Наших преподавателей можно было разделить на две группы: политические и неполитические. К числу первых относился, например, преподаватель такой изящной науки, как научный коммунизм, прочим же надлежало делиться с нами опытом по специальности. Этим они и занимались, всем своим поведением выказывая, что такой пустяк, как общественные проблемы, им, художникам, неинтересен. Однако, хотя эскапистское мировоззрение было избрано ими для выражения жизненной мудрости, со стороны это выглядело обыкновенным страхом. Чтоб спрятать безвольную линию подбородка, преподаватели по мастерству, как один человек, отрастили себе бороды, что при желании можно сервировать и как признак богемности. Петр Аполлинариевич Петухов или Петух, как его для краткости называли, только что завершил съемки в эстетическом смысле филигранного декадентского фильма-баллады о борьбе коренного населения некого южноамериканского государства с колонизаторами. Было нечто особо абсурдное в том, что советский режиссер снимает фильм о прелестях свободы на другом материке. Смуглые метиски выставляли свои стройные конечности из французской (предположительно) пены для ванны, по их фиолетовым соскам текли прощальные слезы верных помощников местной герильи, храбрых советских разведчиков, любовь и долг сталкивались на пейзаже, изобиловавшем кактусами и ослами, столь же драматично, как до этого уже, по крайней мере, в пяти тысячах фильмов. Любимая актриса (в том числе) Петуха, хрупкая Диана Трубецкая спускала – дабы посредством сексуальной жертвы спасти жизнь героя свободы – со своих тонких, похожих на балеринские, ног черные шелковые чулки на фоне белоснежных занавесок, развевавшихся на имитированном с помощью вентиляторов ветру, что символизировало ее душевную чистоту. Увиденное произвело на академистов сильное впечатление, и каждый раз, когда Диана сопровождала Петуха на лекцию, они буквально пожирали ее глазами.

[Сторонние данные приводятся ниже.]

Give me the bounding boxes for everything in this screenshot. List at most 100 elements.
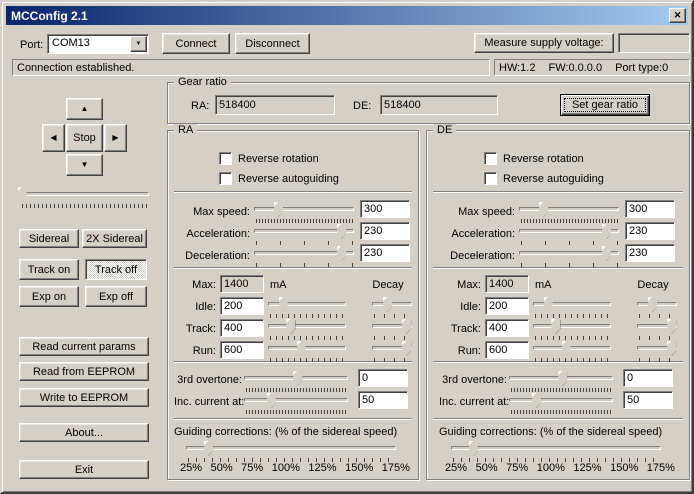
de-run-decay-slider[interactable] [637,341,677,357]
about-button[interactable]: About... [19,423,149,442]
slider-thumb[interactable] [383,297,392,312]
slider-thumb[interactable] [562,341,571,356]
slew-down-button[interactable]: ▼ [66,154,103,176]
slider-thumb[interactable] [544,297,553,312]
ra-idle-current-field[interactable] [220,297,264,315]
guiding-label: Guiding corrections: (% of the sidereal … [439,425,662,439]
read-eeprom-button[interactable]: Read from EEPROM [19,362,149,381]
slider-thumb[interactable] [532,393,541,408]
ra-track-current-field[interactable] [220,319,264,337]
ra-deceleration-slider[interactable] [254,246,354,262]
ra-gear-label: RA: [191,99,209,113]
slider-ticks [535,358,611,362]
port-select[interactable]: COM13 ▼ [47,34,149,54]
set-gear-ratio-button[interactable]: Set gear ratio [560,94,650,116]
sidereal-button[interactable]: Sidereal [19,229,79,248]
slider-thumb[interactable] [551,319,560,334]
ra-reverse-rotation-checkbox[interactable] [219,152,232,165]
sidereal-2x-button[interactable]: 2X Sidereal [82,229,147,248]
de-track-current-field[interactable] [485,319,529,337]
slider-thumb[interactable] [469,441,478,456]
write-eeprom-button[interactable]: Write to EEPROM [19,388,149,407]
slider-thumb[interactable] [18,187,27,202]
de-reverse-rotation-checkbox[interactable] [484,152,497,165]
slider-thumb[interactable] [402,341,411,356]
track-on-button[interactable]: Track on [19,259,79,280]
ra-overtone-field[interactable] [358,369,408,387]
track-off-button[interactable]: Track off [85,259,147,280]
de-deceleration-slider[interactable] [519,246,619,262]
slider-thumb[interactable] [286,319,295,334]
de-deceleration-field[interactable] [625,244,675,262]
exp-on-button[interactable]: Exp on [19,286,79,307]
ra-inc-current-slider[interactable] [244,393,348,409]
slider-thumb[interactable] [204,441,213,456]
slider-thumb[interactable] [558,371,567,386]
ra-gear-field[interactable] [215,95,335,115]
read-params-button[interactable]: Read current params [19,337,149,356]
slider-thumb[interactable] [267,393,276,408]
de-inc-current-slider[interactable] [509,393,613,409]
de-idle-decay-slider[interactable] [637,297,677,313]
de-overtone-field[interactable] [623,369,673,387]
ra-overtone-slider[interactable] [244,371,348,387]
slider-thumb[interactable] [337,224,346,239]
slider-thumb[interactable] [297,341,306,356]
slew-right-button[interactable]: ▶ [104,124,127,152]
de-overtone-slider[interactable] [509,371,613,387]
ra-idle-current-slider[interactable] [268,297,346,313]
slider-thumb[interactable] [602,246,611,261]
de-max-speed-field[interactable] [625,200,675,218]
ra-run-decay-slider[interactable] [372,341,412,357]
slider-ticks [256,263,354,267]
slider-track [451,446,661,450]
de-acceleration-field[interactable] [625,222,675,240]
slider-thumb[interactable] [337,246,346,261]
ra-max-speed-field[interactable] [360,200,410,218]
slew-left-button[interactable]: ◀ [42,124,65,152]
connect-button[interactable]: Connect [162,33,230,54]
ra-inc-current-field[interactable] [358,391,408,409]
slider-thumb[interactable] [667,341,676,356]
ra-guiding-slider[interactable] [186,441,396,457]
slider-thumb[interactable] [539,202,548,217]
slider-thumb[interactable] [602,224,611,239]
slider-thumb[interactable] [648,297,657,312]
slider-thumb[interactable] [667,319,676,334]
de-run-current-field[interactable] [485,341,529,359]
close-button[interactable]: ✕ [669,8,686,23]
de-reverse-autoguiding-checkbox[interactable] [484,172,497,185]
exit-button[interactable]: Exit [19,460,149,479]
slider-thumb[interactable] [293,371,302,386]
ra-acceleration-field[interactable] [360,222,410,240]
disconnect-button[interactable]: Disconnect [235,33,310,54]
exp-off-button[interactable]: Exp off [85,286,147,307]
measure-voltage-button[interactable]: Measure supply voltage: [474,33,614,53]
ra-run-current-slider[interactable] [268,341,346,357]
de-inc-current-field[interactable] [623,391,673,409]
manual-speed-slider[interactable] [20,187,149,203]
stop-button[interactable]: Stop [66,124,103,152]
port-dropdown-button[interactable]: ▼ [130,36,147,52]
de-guiding-slider[interactable] [451,441,661,457]
de-idle-current-field[interactable] [485,297,529,315]
slider-thumb[interactable] [402,319,411,334]
de-track-current-slider[interactable] [533,319,611,335]
slew-up-button[interactable]: ▲ [66,98,103,120]
slider-thumb[interactable] [274,202,283,217]
de-track-decay-slider[interactable] [637,319,677,335]
ra-track-decay-slider[interactable] [372,319,412,335]
slider-thumb[interactable] [279,297,288,312]
de-run-current-slider[interactable] [533,341,611,357]
ra-deceleration-field[interactable] [360,244,410,262]
de-gear-field[interactable] [380,95,498,115]
ra-acceleration-slider[interactable] [254,224,354,240]
ra-reverse-autoguiding-checkbox[interactable] [219,172,232,185]
ra-track-current-slider[interactable] [268,319,346,335]
ra-run-current-field[interactable] [220,341,264,359]
ra-idle-decay-slider[interactable] [372,297,412,313]
ra-max-speed-slider[interactable] [254,202,354,218]
de-max-speed-slider[interactable] [519,202,619,218]
de-acceleration-slider[interactable] [519,224,619,240]
de-idle-current-slider[interactable] [533,297,611,313]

Второго преподавателя, Вениамина Дориановича Нужду, абстракции наподобие свободы не интересовали вообще, он считал, что фильм тем лучше, чем меньше в нем мыслей и чувств, и чем больше инстинктов. «В киноискусстве существует лишь один жанр – вульгарная мелодрама! Главная обязанность режиссера – это поднять уровень адреналина в крови зрителя!» – буквально скандировал он на лекции. Чтобы иллюстрировать свои идеи, он десятками показывал нам американские фильмы, из которых я особо запомнил один со сценой, где молодоженам, обедающим на террасе пятизвездочного отеля, принесли на блюде голову прежней любовницы жениха. Нужда как будто очень жалел, что общество, в котором он живет, недостаточно инспирирует творческий процесс, но поскольку сам он отнюдь не был заинтересован даже в преподнесенном без всякого блюда простеньком выговоре, в своих фильмах он ограничивался изображением героической работы советских спасательных служб.